US lawmakers from both sides of the House have proposed a Bill that would make over a billion dollars of R&D grant funding available to wireless equipment providers developing open RAN 5G solutions. It proposes reserving proceeds from US spectrum auctions to finance the grant funds.
The US legislators proposing the “Utilizing Strategic Allied Telecommunications Act” feel that Huawei has received a huge amount of government subsidy over its lifetime – something Huawei absolutely refutes – giving it an unfair market advantage. So they have determined that the best way to combat that is to throw a billion dollars of US government money at non-Chinese vendors, including both US and international vendors.
There are two mechanisms. The first is an R&D grant fund dedicated for research in to 5G O-RAN solutions, up to a maximum of $750 million. Each fund applicant is limited to $20 million per award. The awards can be made for developing products that increase 5G competitiveness and accelerate Open RAN based development, including the management of multi-vendor network integration.
The second is a $500 million Multilateral Telecommunications Security Fund, available to the Secretary of State to make available to non-US companies, once the relevant foreign government has agreed to the terms of the grant process. This proposed fund is intended “to support the development and adoption of secure and trusted telecommunications technologies”.
The Bill also proposes funding to boost US presence in Standards Development Bodies, such as 3GPP and ITU-T.
The Bill’s stated aim is to boost development and deployment of 5G equipment based on open radio architectures, thereby providing a competitive counter-balance to Huawei’s perceived dominance in the market.
The move to support open RAN solutions is a recognition of the fact that US wireless companies do not yet compete at scale in the 5G RAN. Open RAN solutions might provide the best potential for new vendors to develop products and gain presence in MNO 5G networks. Recently, companies such as Mavenir and Altiostar have positioned themselves, or been positioned by others, as primarily US-based companies that can compete in this area. Parallel Wireless, although it has made less of its US base in its messaging, is another that could stake a claim.
Although the US Bill envisions boosting US vendors, a boost for Open RAN and technology developed to O-RAN Alliance specifications could also bring benefits to China’s 5G market itself. All three Chinese MNOs are members of the O-RAN alliance, and would likely be keen to avail themselves of any accelerated product development for their programmes in this area.

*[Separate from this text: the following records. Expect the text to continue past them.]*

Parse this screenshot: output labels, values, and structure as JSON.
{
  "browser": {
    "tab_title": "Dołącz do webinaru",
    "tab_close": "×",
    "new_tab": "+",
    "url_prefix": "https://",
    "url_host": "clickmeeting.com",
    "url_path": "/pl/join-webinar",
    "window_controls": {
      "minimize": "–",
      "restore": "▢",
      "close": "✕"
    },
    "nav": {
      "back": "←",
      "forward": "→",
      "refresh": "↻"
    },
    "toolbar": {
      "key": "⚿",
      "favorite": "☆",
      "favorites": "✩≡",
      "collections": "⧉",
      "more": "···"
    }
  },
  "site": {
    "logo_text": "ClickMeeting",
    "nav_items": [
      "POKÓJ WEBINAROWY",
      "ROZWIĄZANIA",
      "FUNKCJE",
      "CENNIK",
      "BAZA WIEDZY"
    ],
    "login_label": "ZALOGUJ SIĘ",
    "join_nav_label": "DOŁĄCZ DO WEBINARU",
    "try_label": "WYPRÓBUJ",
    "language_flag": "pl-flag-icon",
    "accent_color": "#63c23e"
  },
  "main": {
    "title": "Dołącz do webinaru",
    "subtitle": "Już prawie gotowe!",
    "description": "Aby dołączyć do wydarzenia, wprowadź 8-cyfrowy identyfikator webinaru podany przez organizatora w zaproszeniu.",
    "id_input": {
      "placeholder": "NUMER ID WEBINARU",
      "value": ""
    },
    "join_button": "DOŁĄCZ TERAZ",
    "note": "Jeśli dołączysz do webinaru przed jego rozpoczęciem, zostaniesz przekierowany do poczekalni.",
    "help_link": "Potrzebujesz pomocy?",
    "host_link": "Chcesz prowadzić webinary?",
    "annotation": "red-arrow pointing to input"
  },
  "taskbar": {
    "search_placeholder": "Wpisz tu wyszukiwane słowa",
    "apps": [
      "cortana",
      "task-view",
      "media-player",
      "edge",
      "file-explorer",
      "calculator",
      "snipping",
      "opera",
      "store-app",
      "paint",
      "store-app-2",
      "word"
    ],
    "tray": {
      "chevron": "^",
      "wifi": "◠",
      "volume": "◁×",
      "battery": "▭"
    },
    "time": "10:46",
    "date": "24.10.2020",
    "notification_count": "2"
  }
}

Although the Bill uses the term O-RAN, a term usually associated with the specifications developed by the O-RAN Alliance, it actually states that O-RAN refers to “any Open Radio Access Network approach to standardisation adopted by the O-RAN Alliance, Telecom Infra Project, or 3GPP, or any similar set of open standards for multi-vendor network equipment interoperability.”
Although it may look like 5G networks based on Open RAN technology are still a way off, there is definite intention within several major MNOs in to make greater strides in Open RAN as they get past the initial 5G deployment phase. Open RAN deployments migh be first introduced in specific greenfield environments such as large campus or in-building projects, before being deployed more widely within the macro network.
One operator, Rakuten in Japan, has built a macro multi-vendor version (although not based on any specifications from the likes of O-RAN or TIP) and has recently joined the O-RAN Alliance. It also owns a significant stake in Altiostar. Telefonica has also invested in Altiostar from a strategic point of view. Verizon has committed to an Open RAN vision, and AT&T has given very strong public backing to O-RAN and to disaggregating its RAN functions as software running on COTS hardware. Orange has also said that it would back O-RAN as a means of decreasing costs and increasing functional flexibility in the network.
The foreign-based fund appears to be aimed at boosting the efforts of Huawei’s rivals more directly and could, it seems, be available to players such as Samsung, Ericssson and Nokia.